Der seltsame Fall des schlechten Vorstandsmitglieds
Veröffentlicht: 2017-08-04Wie Unternehmer mit schlechtem Verhalten von Vorstandsmitgliedern umgehen können
In den letzten 40 Jahren haben die USA ein unternehmerisches Ökosystem mit zwei der unwahrscheinlichsten Partner entwickelt – Risikokapitalinvestoren und Technologieunternehmer. Diese Allianz hat zu einer Explosion von technologischen Innovationen, skalierbaren Startups und der Schaffung von Arbeitsplätzen geführt. An der Hüfte gefesselt gehen VCs und Unternehmer gemeinsam große Risiken ein. VCs investieren in Startups mit minimalem materiellen Vermögen und ohne Gewissheit über die Realisierbarkeit des Produkts, die Marktgröße oder die Kundenakzeptanz. Unternehmer sehen sich all dem gegenüber und fügen ihrer Liste ein weiteres Risiko hinzu: das schlechte Vorstandsmitglied.

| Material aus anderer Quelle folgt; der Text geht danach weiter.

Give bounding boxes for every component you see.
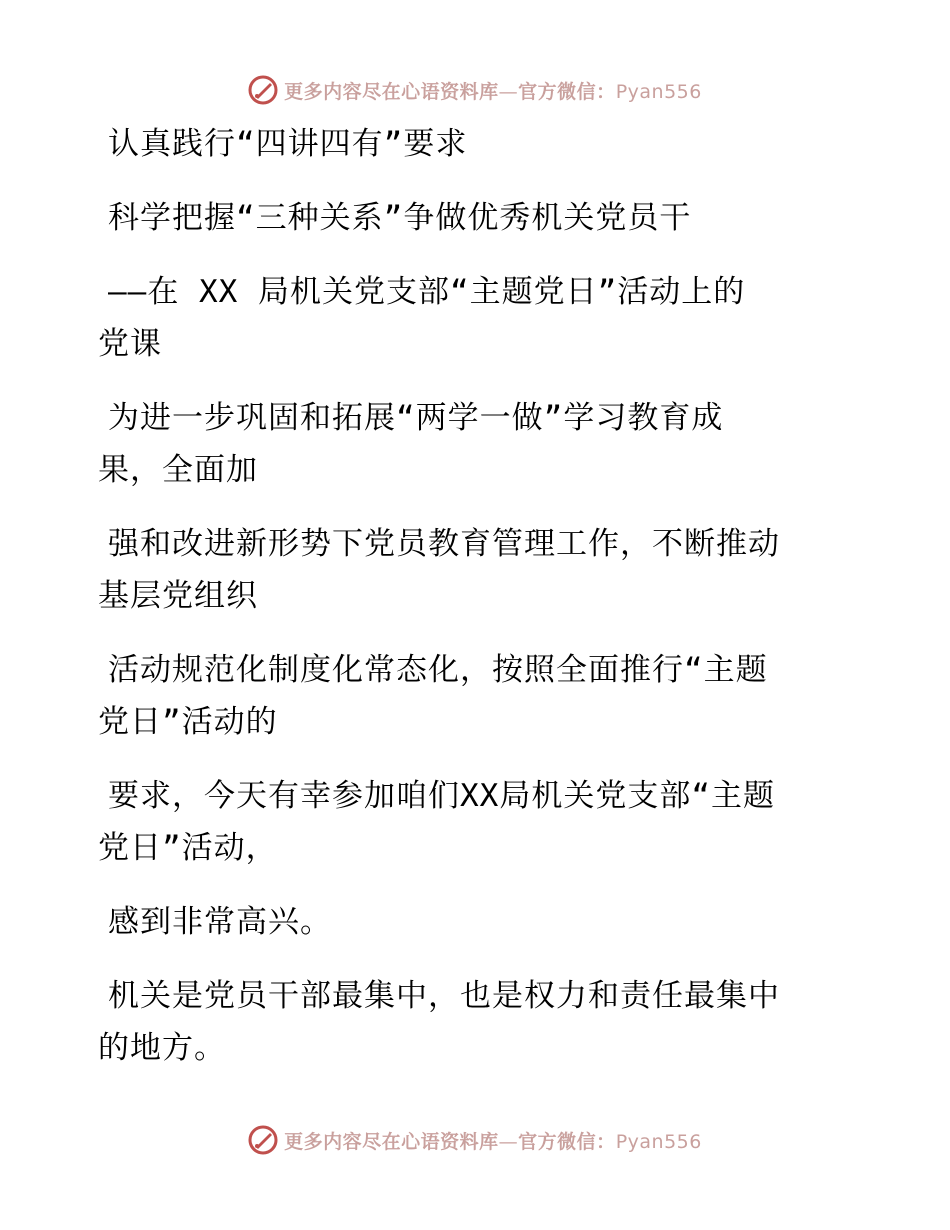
banner-separator: — (498, 1130, 519, 1153)
header-banner (0, 70, 950, 110)
paragraph (98, 770, 858, 874)
banner-text (284, 77, 702, 104)
paragraph-line: 科学把握“三种关系”争做优秀机关党员干 (108, 200, 692, 236)
paragraph-continuation-line: 的地方。 (98, 1030, 226, 1066)
paragraph-line: 为进一步巩固和拓展“两学一做”学习教育成 (108, 400, 724, 436)
paragraph (98, 266, 858, 370)
paragraph-line: 强和改进新形势下党员教育管理工作，不断推动 (108, 526, 780, 562)
paragraph (98, 392, 858, 496)
banner-site-text: 更多内容尽在心语资料库 (284, 80, 499, 103)
quill-pen-logo-icon (248, 75, 278, 105)
paragraph-continuation-line: 党日”活动， (98, 830, 278, 866)
paragraph-line: 认真践行“四讲四有”要求 (108, 126, 468, 162)
banner-separator: — (498, 80, 519, 103)
paragraph-line: 感到非常高兴。 (108, 904, 332, 940)
paragraph (98, 970, 858, 1074)
banner-text (284, 1127, 702, 1154)
paragraph-line: 要求，今天有幸参加咱们XX局机关党支部“主题 (108, 778, 775, 814)
footer-banner (0, 1120, 950, 1160)
paragraph (98, 896, 858, 948)
paragraph-line: 机关是党员干部最集中，也是权力和责任最集中 (108, 978, 780, 1014)
paragraph-line: ——在 XX 局机关党支部“主题党日”活动上的 (108, 274, 746, 310)
banner-wechat-id: Pyan556 (615, 80, 702, 103)
banner-wechat-label: 官方微信： (518, 80, 616, 103)
paragraph (98, 518, 858, 622)
paragraph-continuation-line: 党课 (98, 326, 162, 362)
document-body (98, 118, 858, 1096)
banner-site-text: 更多内容尽在心语资料库 (284, 1130, 499, 1153)
quill-pen-logo-icon (248, 1125, 278, 1155)
paragraph (98, 192, 858, 244)
paragraph (98, 644, 858, 748)
paragraph-continuation-line: 基层党组织 (98, 578, 258, 614)
paragraph-continuation-line: 党日”活动的 (98, 704, 278, 740)
banner-wechat-label: 官方微信： (518, 1130, 616, 1153)
paragraph (98, 118, 858, 170)
paragraph-line: 活动规范化制度化常态化，按照全面推行“主题 (108, 652, 768, 688)
banner-wechat-id: Pyan556 (615, 1130, 702, 1153)
paragraph-continuation-line: 果，全面加 (98, 452, 258, 488)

Das schlechte Vorstandsmitglied
Ich habe letzte Woche mit einem meiner Ex-Studenten Kaffee getrunken. Vor 30 Monaten brachte er eine Serie-A-Venture-Runde von zwei namhaften VC-Firmen aus dem Silicon Valley auf. Es war früh am Tag, aber er sah müde aus. „Ich brauche einen Rat bezüglich meines Boards. Mit einem der VCs verstehe ich mich gut, aber der andere, Bob, macht mir das Leben schwer. Nichts, was ich tue, ist in seinen Augen richtig.“
Er sah gequält aus, als er fortfuhr. „Wir hatten nie eine persönliche Chemie, und es ist in den letzten sechs Monaten so schlimm geworden, dass unsere Vorstandssitzungen einfach die Hölle sind. Sie bestehen darin, dass Bob mich verprügelt, unabhängig davon, ob die Ergebnisse gut oder schlecht sind. Ich kann nicht sagen, ob er versucht, mich dazu zu bringen, zu kündigen, mich zu feuern und einen neuen CEO einzustellen, oder ob er nur ein miserabler Mensch ist.“
Meine Antenne ging hoch, als ich hörte, dass Bob sein Vorstandsmitglied war, weil der Seniorpartner, der die Investition leitete, sagte, er sei zu beschäftigt, um einen weiteren Vorstandssitz einzunehmen (und Bob direkt nach dem Abschluss zugewiesen hatte, den Sitz für seine Firma einzunehmen).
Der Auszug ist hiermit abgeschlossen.